YOLOv5 Improvement 12 : Backbone network C3 Replace with lightweight network ShuffleNetV2_ AI algorithm engineer 0301 The blog of -CSDN Blog https://blog.csdn.net/m0_70388905/article/details/125612052YOLOv5 Improvement Xi : Backbone network C3 Replace with lightweight network MobileNetV3_ AI algorithm engineer 0301 The blog of -CSDN Blog https://blog.csdn.net/m0_70388905/article/details/125593267
principle :
Address of thesis :[1911.11907] GhostNet: More Features from Cheap Operations (arxiv.org)https://arxiv.org/abs/1911.11907
Ghost Module plug and play , By stacking Ghost The module comes up with Ghost bottleneck, And then build a lightweight neural network ——GhostNet. stay ImageNet Classification task ,GhostNet In the case of similar computation Top-1 The accuracy is as high as 75.7%, higher than MobileNetV3 Of 75.2%.
Fang Law :
Step 1 modify common.py, increase ghostC3 modular .
class ghostC3(nn.Module):
# CSP Bottleneck with 3 convolutions
def __init__(self, c1, c2, n=1, shortcut=True, g=1, e=0.5): # ch_in, ch_out, number, shortcut, groups, expansion
super(ghostC3, self).__init__()
c_ = int(c2 * e) # hidden channels
self.cv1 = Conv(c1, c_, 1, 1)
self.cv2 = Conv(c1, c_, 1, 1)
self.cv3 = Conv(2 * c_, c2, 1) # act=FReLU(c2)

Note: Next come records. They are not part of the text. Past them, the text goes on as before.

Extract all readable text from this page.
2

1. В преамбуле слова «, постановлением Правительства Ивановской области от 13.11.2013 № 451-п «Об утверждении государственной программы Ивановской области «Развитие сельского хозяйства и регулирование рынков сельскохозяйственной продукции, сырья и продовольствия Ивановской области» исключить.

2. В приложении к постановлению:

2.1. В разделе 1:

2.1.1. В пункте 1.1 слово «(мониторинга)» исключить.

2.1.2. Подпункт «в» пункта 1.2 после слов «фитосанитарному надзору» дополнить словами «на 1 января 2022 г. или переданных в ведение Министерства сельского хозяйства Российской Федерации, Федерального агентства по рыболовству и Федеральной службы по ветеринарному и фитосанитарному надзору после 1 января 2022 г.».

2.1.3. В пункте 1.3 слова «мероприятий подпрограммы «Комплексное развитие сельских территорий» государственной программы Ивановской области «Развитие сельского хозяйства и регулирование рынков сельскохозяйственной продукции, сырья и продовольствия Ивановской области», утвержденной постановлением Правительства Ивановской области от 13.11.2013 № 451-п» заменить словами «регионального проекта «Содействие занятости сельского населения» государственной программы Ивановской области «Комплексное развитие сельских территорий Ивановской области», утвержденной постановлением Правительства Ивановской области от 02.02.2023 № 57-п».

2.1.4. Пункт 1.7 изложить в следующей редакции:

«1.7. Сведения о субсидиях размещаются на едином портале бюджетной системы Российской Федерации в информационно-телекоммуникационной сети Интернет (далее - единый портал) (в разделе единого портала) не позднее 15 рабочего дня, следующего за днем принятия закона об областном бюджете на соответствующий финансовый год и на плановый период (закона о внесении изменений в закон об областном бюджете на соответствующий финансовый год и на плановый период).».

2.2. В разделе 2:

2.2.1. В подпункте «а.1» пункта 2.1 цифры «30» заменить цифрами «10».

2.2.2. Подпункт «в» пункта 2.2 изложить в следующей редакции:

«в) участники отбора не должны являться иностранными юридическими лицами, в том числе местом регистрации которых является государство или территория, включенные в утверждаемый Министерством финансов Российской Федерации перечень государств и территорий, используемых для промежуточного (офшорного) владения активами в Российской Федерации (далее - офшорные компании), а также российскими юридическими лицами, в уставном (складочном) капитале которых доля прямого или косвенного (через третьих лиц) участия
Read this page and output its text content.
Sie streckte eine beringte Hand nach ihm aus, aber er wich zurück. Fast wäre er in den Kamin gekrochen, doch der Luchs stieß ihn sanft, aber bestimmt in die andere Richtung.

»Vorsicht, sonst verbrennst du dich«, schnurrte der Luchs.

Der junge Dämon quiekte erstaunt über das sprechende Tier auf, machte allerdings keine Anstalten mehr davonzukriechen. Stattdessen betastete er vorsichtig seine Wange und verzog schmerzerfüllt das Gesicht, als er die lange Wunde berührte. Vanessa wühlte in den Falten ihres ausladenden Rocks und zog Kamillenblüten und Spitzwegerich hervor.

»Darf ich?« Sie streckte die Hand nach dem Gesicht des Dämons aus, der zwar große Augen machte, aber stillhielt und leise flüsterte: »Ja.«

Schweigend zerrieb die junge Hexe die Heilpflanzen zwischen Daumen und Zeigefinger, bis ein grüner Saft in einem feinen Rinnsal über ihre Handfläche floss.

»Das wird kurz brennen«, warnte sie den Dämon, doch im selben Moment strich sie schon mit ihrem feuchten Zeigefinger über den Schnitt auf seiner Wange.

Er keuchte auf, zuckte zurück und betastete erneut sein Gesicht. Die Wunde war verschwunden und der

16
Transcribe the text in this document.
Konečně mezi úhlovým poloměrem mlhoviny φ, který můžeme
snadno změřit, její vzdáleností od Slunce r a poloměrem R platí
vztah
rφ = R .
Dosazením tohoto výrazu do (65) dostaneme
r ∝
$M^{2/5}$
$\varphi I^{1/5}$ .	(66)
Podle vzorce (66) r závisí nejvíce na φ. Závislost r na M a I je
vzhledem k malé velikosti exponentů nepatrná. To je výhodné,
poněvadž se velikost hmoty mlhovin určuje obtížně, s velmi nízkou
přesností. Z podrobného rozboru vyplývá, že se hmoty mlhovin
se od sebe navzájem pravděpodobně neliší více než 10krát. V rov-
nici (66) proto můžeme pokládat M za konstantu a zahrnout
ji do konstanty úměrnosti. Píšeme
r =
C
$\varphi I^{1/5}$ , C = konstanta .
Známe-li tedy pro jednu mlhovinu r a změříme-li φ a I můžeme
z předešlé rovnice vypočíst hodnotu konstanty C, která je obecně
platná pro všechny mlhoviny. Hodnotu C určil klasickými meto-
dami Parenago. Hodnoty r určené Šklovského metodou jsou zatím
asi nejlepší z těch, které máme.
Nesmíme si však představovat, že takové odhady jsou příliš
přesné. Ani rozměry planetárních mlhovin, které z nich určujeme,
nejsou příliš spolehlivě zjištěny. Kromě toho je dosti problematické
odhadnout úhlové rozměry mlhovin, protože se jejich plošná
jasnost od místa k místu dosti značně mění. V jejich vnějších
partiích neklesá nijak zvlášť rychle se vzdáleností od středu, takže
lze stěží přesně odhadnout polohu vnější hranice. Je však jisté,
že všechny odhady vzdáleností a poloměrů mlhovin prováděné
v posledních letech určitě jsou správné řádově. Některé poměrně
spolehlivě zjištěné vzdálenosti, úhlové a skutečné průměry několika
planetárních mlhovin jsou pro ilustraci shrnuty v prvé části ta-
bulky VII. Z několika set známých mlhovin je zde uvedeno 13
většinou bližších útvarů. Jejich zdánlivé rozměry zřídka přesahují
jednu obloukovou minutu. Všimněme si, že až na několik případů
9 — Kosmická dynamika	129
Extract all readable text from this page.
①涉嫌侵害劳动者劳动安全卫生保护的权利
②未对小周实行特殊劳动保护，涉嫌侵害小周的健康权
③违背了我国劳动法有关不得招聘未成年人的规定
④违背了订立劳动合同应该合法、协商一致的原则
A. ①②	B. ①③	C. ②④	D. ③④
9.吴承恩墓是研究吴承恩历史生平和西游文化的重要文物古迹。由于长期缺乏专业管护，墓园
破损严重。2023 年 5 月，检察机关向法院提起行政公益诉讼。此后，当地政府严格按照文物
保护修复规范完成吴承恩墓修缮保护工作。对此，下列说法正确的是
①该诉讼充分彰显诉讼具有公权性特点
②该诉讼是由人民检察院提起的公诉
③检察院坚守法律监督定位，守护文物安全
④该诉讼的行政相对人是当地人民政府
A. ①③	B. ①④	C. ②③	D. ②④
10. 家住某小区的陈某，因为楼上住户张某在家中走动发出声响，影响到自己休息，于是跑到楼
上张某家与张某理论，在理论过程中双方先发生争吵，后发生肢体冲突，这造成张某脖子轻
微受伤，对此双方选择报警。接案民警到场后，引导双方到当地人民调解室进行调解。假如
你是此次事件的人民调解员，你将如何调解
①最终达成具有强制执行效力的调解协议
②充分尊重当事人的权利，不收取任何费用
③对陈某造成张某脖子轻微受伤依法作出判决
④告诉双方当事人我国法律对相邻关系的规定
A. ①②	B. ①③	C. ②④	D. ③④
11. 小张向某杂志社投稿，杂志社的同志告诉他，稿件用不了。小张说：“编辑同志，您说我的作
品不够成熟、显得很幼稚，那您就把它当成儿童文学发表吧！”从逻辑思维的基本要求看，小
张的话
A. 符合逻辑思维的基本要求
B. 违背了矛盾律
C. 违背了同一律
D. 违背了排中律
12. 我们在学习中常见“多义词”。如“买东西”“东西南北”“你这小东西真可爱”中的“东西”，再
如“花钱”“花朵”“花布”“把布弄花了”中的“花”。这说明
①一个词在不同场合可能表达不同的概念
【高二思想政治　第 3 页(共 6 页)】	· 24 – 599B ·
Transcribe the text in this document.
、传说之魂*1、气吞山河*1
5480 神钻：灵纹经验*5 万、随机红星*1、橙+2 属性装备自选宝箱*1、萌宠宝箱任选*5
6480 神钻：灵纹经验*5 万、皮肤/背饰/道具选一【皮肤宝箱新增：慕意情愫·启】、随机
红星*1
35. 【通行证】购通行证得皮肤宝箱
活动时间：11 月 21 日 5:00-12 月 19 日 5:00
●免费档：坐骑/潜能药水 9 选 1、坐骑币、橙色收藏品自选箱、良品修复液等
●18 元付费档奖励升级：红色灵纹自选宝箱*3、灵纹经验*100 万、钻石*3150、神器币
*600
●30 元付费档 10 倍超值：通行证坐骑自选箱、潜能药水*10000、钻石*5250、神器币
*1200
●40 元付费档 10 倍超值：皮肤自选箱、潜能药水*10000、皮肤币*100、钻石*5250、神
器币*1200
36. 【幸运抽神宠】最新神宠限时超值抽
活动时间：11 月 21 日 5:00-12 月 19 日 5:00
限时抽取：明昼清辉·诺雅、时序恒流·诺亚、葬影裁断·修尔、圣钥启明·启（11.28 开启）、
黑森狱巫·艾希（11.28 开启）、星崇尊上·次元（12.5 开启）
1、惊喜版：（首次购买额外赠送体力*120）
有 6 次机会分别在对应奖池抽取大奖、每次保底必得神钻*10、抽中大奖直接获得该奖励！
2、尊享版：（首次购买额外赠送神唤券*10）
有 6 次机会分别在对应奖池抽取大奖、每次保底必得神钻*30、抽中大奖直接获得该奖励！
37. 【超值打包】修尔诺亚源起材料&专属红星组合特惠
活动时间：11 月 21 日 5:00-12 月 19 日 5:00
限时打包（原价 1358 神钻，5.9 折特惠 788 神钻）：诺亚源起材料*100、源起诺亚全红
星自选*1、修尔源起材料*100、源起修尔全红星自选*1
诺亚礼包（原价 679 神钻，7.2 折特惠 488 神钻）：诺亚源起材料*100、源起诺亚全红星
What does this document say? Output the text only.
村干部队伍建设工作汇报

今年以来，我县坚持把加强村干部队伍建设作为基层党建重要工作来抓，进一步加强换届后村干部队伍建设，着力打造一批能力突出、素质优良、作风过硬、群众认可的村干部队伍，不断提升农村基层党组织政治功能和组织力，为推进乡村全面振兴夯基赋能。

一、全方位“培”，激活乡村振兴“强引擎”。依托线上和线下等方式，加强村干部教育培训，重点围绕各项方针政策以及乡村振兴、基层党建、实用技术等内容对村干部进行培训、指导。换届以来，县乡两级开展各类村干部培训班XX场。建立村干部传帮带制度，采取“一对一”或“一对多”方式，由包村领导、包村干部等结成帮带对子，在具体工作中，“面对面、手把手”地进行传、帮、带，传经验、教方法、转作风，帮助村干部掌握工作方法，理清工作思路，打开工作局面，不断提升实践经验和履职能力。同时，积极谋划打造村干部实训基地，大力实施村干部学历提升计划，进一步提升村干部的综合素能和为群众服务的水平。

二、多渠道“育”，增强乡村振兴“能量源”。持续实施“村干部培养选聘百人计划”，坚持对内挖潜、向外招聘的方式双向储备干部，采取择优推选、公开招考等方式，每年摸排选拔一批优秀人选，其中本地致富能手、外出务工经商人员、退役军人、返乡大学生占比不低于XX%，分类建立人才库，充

# self.m = nn.Sequential(*[seGhostBottleneck(c_, c_, shortcut) for _ in range(n)])
self.m = nn.Sequential(*[GhostBottleneck(c_, c_, shortcut) for _ in range(n)])
# self.m = nn.Sequential(*[CrossConv(c_, c_, 3, 1, g, 1.0, shortcut) for _ in range(n)])
def forward(self, x):
return self.cv3(torch.cat((self.m(self.cv1(x)), self.cv2(x)), dim=1))
The second step : take yolo.py Registration module in .
if m in [Conv,MobileNetV3_InvertedResidual,ShuffleNetV2_InvertedResidual,ghostc3
]:
The third step : Make changes yaml file
junction fruit : I have done a lot of experiments on multiple data sets , For different data sets, the effect is different ,map Value down , But the size of the weight model decreases , The parameter quantity decreases .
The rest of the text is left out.